US FDLI ON CHANGES IN HEALTH CARE PROVISION

5 June 1994

The changes in the US health care environment have threatened to make any health care reform bill an also-ran, Donna Boswell of Hogan and Hartson told the Food and Drug Law Institute's annual Pharmaceutical Update meeting. Coverage decisions and reimbursement issues are of the utmost importance to drugmakers, and have moved from public relations and marketing concerns to major marketing strategies.

Instead of specifically excluding treatments, health maintenance organizations and pharmaceutical benefit managers are developing treatment protocols, which previously were proprietary and often inconsistent with labeling. it is unclear how drug firms and HMOs will deal with this issue, but protocols remain a heavy set of weapons for HMOs to wield. There will be disincentives to overpricing, from patients who could become indigent and doctors who could become alienated by high pricing. Cost-effectiveness depends on the price being paid for a drug, she said. Even if research does not show cost-effectiveness, things could change if a drug is discounted enough. Guidelines being developed by the Agency for Health Care Policy and research will be useful in helping payers and purchasers evaluate company claims, and even in the new environment drugmakers with good pipelines and innovative products will prosper.

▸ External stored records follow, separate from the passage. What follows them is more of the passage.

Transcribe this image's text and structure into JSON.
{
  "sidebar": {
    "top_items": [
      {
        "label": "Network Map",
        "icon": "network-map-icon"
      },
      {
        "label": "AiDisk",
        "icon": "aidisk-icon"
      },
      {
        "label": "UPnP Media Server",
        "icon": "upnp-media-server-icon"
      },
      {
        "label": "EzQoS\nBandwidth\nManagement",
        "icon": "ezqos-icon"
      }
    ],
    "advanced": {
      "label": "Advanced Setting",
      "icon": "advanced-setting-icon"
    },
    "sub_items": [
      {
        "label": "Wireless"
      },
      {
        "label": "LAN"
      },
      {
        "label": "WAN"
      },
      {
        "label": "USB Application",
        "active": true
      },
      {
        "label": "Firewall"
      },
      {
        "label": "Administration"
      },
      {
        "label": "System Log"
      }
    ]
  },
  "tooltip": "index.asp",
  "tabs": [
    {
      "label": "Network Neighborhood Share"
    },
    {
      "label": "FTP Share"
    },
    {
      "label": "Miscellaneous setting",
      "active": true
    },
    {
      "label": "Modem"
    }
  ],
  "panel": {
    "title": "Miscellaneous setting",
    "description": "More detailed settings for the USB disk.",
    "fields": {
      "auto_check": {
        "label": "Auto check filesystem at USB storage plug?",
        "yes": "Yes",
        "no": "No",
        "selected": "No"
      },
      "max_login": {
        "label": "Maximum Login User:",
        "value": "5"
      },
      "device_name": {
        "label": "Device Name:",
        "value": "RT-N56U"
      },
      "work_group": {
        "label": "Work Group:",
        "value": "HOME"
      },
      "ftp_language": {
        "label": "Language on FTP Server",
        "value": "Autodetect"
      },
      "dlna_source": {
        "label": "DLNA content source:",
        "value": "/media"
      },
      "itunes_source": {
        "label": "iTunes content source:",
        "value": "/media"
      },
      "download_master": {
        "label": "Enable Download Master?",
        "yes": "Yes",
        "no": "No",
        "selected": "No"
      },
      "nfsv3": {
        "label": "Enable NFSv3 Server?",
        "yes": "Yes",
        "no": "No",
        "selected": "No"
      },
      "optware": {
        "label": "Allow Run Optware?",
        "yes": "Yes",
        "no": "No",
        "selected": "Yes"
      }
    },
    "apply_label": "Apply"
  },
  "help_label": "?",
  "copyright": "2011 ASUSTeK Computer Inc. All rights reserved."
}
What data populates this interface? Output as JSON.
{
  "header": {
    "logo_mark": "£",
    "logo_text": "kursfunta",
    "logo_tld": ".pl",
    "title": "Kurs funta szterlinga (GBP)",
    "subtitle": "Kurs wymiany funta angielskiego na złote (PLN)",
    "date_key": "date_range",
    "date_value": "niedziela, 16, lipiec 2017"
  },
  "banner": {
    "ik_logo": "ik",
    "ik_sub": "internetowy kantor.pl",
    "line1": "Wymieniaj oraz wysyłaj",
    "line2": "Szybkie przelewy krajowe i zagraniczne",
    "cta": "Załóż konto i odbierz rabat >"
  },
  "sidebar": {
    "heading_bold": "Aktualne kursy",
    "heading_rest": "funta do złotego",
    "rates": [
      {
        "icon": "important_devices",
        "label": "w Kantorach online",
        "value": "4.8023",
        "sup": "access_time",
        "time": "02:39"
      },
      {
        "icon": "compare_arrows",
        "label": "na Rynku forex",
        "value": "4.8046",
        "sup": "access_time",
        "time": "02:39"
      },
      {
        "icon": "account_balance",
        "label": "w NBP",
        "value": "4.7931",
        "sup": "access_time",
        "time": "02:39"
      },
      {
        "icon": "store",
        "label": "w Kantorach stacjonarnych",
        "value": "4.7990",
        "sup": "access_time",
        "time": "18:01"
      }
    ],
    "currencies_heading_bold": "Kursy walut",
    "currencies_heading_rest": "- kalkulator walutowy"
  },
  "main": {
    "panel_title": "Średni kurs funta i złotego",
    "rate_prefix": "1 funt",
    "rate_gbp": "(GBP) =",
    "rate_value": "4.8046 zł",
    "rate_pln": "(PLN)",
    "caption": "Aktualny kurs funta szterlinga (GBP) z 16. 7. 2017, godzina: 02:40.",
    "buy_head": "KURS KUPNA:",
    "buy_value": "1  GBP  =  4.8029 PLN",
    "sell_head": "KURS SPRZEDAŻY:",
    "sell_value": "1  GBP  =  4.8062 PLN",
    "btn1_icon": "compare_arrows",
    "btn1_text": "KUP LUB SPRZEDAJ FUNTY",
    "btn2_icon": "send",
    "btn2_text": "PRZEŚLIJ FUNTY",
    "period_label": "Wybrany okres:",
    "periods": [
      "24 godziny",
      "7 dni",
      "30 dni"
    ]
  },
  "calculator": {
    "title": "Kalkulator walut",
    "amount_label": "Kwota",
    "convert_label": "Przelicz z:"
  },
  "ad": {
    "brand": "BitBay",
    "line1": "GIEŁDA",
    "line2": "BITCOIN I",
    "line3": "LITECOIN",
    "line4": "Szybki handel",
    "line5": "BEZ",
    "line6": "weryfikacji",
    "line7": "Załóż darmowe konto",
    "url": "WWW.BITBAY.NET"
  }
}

Customers (patients, doctors, HMOs and PBMs) are asking what value to place on drug therapies, said Joseph Jackson, executive director of outcomes research at Bristol-Myers Squibb. Quoting Victor Fuchs' three reasons for health care cost containment, he said perceived patient benefits do not equal costs, administrative and infrastructure inefficiency and too-high returns. Society must decide the optimal mix of structural resources to accomplish optimal health care delivery, and if a uniform data set can be designed for health care delivery, reform will have been achieved. As for high returns, he said even cutting company profits and doctors' salaries by 50% would have little real impact on costs. the bias towards in-patient care is being removed by changes in reimbursement. The PBM stress on a component management to manage costs will eventually die, he said, and there will be a shift to disease management, where doctors will again emerge as influential.